Emociones políticas 2

Cualquier sociedad aspira (o en sus inicios lo hizo, posiblemente visto los resultados de forma utópica) a que la emoción que una a todos aquellos que la componen sea el amor. Diferentes investigaciones han demostrado que, si existe una emoción importante para el bienestar de las personas, esta no es otra que el amor. Basta con recordar, a modo de ejemplo, la teoría del apego de Harlow, que nos muestran que es el amor es la emoción responsable de unir emocionalmente a las personas. En el caso concreto de los bebes, bien canalizada, los impulsa hacia la empatía, hacia el establecimiento de un interés verdadero y no egoísta en relación a la otra persona (que no la vea únicamente como un modo de lograr un fin, alimento, calor, etc.). En cambio, en la mayoría de las sociedades (desde las familias hasta las naciones) la cohesión grupal se construye a partir de sentimientos como el de “amor a la patria”, los cuales se conforman, principalmente, gracias a la emoción del orgullo. El orgullo es el “pegamento” esencial que garantiza y afianza un verdadero sentimiento de pertenencia a un grupo. Sin embargo, la diferencia entre “amor” y “orgullo” resulta más que evidente. Mientras que el primero produce una visión de igualdad entre las personas, favoreciendo la cooperación, la fraternidad y las conductas altruistas, en cambio, el segundo, se asienta en la diferencia y la competición, es decir, en aquello que hace superior a una persona per el único motivo de pertenecer a una nación, grupo, colectivo, familia, etc. Mientras que el amor une, el orgullo individualiza y nos convierte en islas, al fomentar únicamente la obligación de “defendernos” de todo aquello que pueda empequeñecernos.

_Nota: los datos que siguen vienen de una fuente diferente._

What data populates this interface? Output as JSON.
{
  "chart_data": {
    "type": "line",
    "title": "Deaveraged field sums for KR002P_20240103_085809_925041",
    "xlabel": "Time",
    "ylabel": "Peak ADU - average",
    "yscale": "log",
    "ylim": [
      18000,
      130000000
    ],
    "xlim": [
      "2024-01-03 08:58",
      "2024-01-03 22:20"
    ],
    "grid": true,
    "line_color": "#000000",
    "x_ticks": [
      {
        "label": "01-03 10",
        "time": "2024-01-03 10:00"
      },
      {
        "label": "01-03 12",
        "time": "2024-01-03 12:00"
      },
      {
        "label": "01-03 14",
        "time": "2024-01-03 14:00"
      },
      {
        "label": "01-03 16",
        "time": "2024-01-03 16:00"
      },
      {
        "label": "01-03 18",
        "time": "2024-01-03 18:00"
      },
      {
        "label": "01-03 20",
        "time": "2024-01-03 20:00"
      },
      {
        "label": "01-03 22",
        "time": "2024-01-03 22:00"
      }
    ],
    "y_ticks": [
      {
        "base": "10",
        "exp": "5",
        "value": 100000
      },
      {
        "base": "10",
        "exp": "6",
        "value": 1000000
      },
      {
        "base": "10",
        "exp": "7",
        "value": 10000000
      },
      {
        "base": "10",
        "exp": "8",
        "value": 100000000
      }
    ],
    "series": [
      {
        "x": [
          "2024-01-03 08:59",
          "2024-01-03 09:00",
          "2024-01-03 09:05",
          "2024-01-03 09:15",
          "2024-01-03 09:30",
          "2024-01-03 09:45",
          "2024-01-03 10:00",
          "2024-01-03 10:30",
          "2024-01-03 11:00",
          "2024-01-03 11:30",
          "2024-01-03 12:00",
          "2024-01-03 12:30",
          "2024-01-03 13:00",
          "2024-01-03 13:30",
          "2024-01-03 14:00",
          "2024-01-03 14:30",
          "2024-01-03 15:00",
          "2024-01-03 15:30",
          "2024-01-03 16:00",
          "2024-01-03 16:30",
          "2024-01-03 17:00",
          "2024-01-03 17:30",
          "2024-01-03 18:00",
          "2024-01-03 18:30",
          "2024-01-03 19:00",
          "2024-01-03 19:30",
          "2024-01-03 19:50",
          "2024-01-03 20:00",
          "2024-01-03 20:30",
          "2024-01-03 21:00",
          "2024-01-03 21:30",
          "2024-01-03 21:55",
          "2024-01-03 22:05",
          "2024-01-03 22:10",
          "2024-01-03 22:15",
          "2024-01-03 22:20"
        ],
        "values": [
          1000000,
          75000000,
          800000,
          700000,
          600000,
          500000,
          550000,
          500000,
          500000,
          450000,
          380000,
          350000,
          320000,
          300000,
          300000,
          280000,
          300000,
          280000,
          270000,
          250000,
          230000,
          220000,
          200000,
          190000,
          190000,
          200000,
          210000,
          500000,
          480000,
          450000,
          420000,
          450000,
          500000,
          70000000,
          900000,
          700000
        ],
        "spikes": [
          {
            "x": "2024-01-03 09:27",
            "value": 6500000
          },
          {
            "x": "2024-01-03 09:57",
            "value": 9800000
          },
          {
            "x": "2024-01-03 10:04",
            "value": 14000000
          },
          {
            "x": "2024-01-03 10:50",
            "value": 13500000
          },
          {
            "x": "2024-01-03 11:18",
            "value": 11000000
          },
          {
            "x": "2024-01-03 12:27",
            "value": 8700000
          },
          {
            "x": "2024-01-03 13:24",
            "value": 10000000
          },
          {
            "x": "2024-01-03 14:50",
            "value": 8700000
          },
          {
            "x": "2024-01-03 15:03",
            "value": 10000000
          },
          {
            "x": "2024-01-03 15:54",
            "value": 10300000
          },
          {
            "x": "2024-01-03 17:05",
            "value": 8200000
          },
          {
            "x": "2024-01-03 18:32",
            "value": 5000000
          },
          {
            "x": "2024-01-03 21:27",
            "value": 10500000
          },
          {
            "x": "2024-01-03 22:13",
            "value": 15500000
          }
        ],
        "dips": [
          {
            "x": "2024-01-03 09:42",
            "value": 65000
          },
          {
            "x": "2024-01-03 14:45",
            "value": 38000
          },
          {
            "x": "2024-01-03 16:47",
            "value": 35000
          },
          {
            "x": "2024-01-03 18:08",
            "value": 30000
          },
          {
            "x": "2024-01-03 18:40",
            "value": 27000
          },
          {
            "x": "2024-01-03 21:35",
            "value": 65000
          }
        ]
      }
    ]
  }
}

Hacemos pocas cosas por amor. Incluso me atrevo a decir que a veces el amor hasta nos avergüenza. Quizás el problema esté en que no sabemos utilizarlo. Son tantas las ocasiones en que lo convertimos en culpa, en victimismo, para conseguir que la otra persona actúe como queremos que ya ni nos damos cuenta. Y por si esto fuese poco, sin darnos cuenta, mediante aprendizaje vicario, hemos interiorizado que todo resulta más rápido si echamos mano de emociones como el miedo y la ira. Si queremos que alguien obedezca una norma, lo castigamos de manera contundente en caso de saltársela. La pedagogía no tiene cabida en la gran mayoría de sociedades. Resulta más fácil infundir el miedo. Entonces todo el mundo parece ir recto y la obediencia se impone. El problema es el sustrato emocional este tipo de emociones dejan. Olvidamos que construir sobre emociones basadas en actuar para evitar sentir malestar solamente conduce al dolor. Y así, lenta pero inexorablemente, cada vez estamos más inmersos en una sociedad donde predominan emociones como la codicia competitiva y el deseo de destacar sobre los demás. Hacemos cualquier cosa para sobresalir, incluido ponernos en peligro. Sociedades donde el poder de las redes sociales y su imperiosa obligación a que todo haya de ser inmediato, están desequilibrando no sólo a los pueblos, sino también a las familias. Todo esconde un interés en forma de placer inmediato. Si no hay premio, no interesa, produciendo así el efecto contrario al deseado. La desunión es la norma. El individualismo y el egoísmo son leyes. Mandamientos sin los que parece imposible sobrevivir socialmente cuando, en realidad, no son más que lastres disfrazados de boyas que cada vez nos hunden más en la tristeza que genera tomar conciencia de que se está solo.

Nussbaum, Martha. Emociones políticas: ¿Por qué el amor es importante para la justicia? Editorial Paidós. 2014.